The HHS Office of Inspector General (OIG) recently conducted a study of the Consumer-Oriented and Operated Plan Loan Program, commonly referred to as the CO-OP program. Authorized by the ACA, the CO-OP program foster the creation of nonprofit, consumer-governed health insurance issuers called CO-OPs that will offer qualified health plans in the individual and small group markets.
Goals of the CO-OP program include promoting integrated care, quality, and efficiency. As of January 2, 2013, the Centers for Medicare & Medicaid Services (CMS) had awarded loans totaling $1.98 billion to 24 CO-OPs. The applicants that receive this funding are new entities that may face financial and operational challenges in a competitive insurance market. CMS manages the CO-OP program and must implement it in a short time so that CO-OPs will be ready to enter the exchanges.

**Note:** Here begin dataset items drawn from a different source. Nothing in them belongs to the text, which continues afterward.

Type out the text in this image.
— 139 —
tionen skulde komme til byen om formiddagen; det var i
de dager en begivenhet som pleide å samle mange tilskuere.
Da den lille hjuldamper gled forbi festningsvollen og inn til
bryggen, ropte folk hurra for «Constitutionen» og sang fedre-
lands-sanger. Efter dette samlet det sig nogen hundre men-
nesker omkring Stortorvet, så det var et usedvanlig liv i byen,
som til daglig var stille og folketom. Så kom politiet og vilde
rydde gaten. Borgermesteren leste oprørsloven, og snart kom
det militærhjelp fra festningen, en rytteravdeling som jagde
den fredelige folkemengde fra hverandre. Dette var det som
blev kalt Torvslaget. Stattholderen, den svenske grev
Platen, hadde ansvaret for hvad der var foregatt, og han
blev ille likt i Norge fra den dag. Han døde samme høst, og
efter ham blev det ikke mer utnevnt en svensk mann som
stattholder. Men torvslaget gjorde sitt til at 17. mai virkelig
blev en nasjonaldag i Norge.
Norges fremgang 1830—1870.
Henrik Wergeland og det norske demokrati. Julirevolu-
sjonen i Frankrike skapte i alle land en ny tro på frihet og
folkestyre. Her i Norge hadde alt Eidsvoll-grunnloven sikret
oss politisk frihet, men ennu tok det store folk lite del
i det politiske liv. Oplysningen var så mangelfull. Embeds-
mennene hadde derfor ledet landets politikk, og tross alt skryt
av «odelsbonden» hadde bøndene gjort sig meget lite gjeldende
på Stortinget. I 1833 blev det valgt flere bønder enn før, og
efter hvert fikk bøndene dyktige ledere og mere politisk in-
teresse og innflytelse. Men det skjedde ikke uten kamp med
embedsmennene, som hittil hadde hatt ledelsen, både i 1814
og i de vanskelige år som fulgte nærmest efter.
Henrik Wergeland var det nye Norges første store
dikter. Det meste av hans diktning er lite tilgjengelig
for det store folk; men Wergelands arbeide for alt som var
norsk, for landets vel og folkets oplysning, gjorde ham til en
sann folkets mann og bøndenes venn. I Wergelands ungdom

The OIG report found that despite challenges, CO-OPs have made progress toward achieving licensure and met 90 percent of their milestones during the period of review from February through September 2012. CMS's oversight strategy includes frequent monitoring and early intervention to ensure that CO-OPs adhere to program requirements and goals. Although CO-OPs appear to be making progress, they are still hiring staff, obtaining licensure, and building necessary infrastructure. In addition, the extent to which any particular CO-OP can achieve program goals depends on a number of unpredictable factors, such as each Exchange's operations, market competition, and enrollment.